The image-hosting site announces Video to GIF, a tool that will put the loops absolutely everywhere.
http://imgur.com
If you're on the Internet, GIFs are everywhere you look. While the looped, silent series of images has become a hallmark of online culture, the process of making them has been somewhat tedious, and making them look good a hard-won skill.
Until now.
While making a truly great GIF is still an artform, Video to GIF, a new tool available today, does away with any barrier to entry. It was made by Imgur, the image-hosting site and online community, and it is impressive. I've had "Learn to make GIFs" on my to-do list for years now, and I just took it off.

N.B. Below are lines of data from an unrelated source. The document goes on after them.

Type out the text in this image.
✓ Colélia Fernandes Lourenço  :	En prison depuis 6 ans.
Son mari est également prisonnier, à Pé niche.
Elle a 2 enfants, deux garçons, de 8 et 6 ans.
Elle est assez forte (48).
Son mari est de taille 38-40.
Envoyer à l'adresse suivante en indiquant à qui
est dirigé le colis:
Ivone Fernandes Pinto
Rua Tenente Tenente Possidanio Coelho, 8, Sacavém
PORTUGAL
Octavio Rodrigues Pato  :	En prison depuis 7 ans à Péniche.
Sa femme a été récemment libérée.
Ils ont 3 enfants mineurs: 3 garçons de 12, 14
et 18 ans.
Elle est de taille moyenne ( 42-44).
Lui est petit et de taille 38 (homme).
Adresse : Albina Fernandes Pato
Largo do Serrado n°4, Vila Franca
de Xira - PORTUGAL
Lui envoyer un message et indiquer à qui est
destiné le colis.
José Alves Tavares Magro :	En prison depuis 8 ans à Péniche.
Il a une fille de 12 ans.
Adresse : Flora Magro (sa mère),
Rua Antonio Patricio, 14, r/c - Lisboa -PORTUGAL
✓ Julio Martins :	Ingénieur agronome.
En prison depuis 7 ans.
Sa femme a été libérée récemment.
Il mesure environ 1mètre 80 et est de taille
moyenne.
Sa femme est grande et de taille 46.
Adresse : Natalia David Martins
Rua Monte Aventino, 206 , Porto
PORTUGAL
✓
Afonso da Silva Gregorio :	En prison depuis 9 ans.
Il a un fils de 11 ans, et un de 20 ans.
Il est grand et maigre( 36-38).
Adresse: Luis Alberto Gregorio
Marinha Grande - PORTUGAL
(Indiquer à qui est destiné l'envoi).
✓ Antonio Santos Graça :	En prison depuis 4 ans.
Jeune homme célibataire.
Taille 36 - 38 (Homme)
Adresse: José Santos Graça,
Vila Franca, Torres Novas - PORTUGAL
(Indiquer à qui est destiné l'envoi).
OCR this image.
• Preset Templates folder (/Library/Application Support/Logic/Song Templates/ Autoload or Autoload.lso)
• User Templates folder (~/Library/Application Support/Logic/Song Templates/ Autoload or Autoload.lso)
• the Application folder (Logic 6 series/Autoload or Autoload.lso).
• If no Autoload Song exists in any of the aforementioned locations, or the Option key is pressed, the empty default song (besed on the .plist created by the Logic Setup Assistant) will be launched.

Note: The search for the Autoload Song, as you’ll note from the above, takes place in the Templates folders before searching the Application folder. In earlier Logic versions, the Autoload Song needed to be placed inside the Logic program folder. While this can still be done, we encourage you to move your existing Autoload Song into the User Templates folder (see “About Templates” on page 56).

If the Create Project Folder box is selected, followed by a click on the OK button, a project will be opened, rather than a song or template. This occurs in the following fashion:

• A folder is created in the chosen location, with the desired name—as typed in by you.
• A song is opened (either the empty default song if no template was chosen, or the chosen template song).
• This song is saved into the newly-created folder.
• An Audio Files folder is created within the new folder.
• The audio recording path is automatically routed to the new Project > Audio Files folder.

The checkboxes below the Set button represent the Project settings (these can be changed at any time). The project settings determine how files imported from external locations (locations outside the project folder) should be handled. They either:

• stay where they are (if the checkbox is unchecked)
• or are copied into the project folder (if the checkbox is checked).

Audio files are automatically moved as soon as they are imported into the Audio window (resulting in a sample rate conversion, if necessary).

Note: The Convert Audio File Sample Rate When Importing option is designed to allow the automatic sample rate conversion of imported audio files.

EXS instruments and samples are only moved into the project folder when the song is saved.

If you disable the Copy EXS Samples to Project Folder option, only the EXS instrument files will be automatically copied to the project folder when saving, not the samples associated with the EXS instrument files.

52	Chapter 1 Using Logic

I asked BuzzFeed staffers, some of the best GIFfers out there, for what makes a great GIF. Some responses were obvious ("Put Beyonce in them"), but most skewed towards technical advice: frame rates, file sizes, image width, and filters used regularly came up.
http://imgur.com
Video to GIF is so simple that the days of worrying about technical specifications are mostly over for most GIF makers. You go to imgur.com/vidgif and paste a link to a video to it. Then, you select the time you want the GIF to start and end, up to fifteen seconds long. That's it. Video to GIF generates the file for you, puts it on Imgur, and gives you a variety of ways to share it.
Imgur can pull from almost any video streaming site, although being able to pull from YouTube, Vimeo, and Vine should be more than enough for the average user.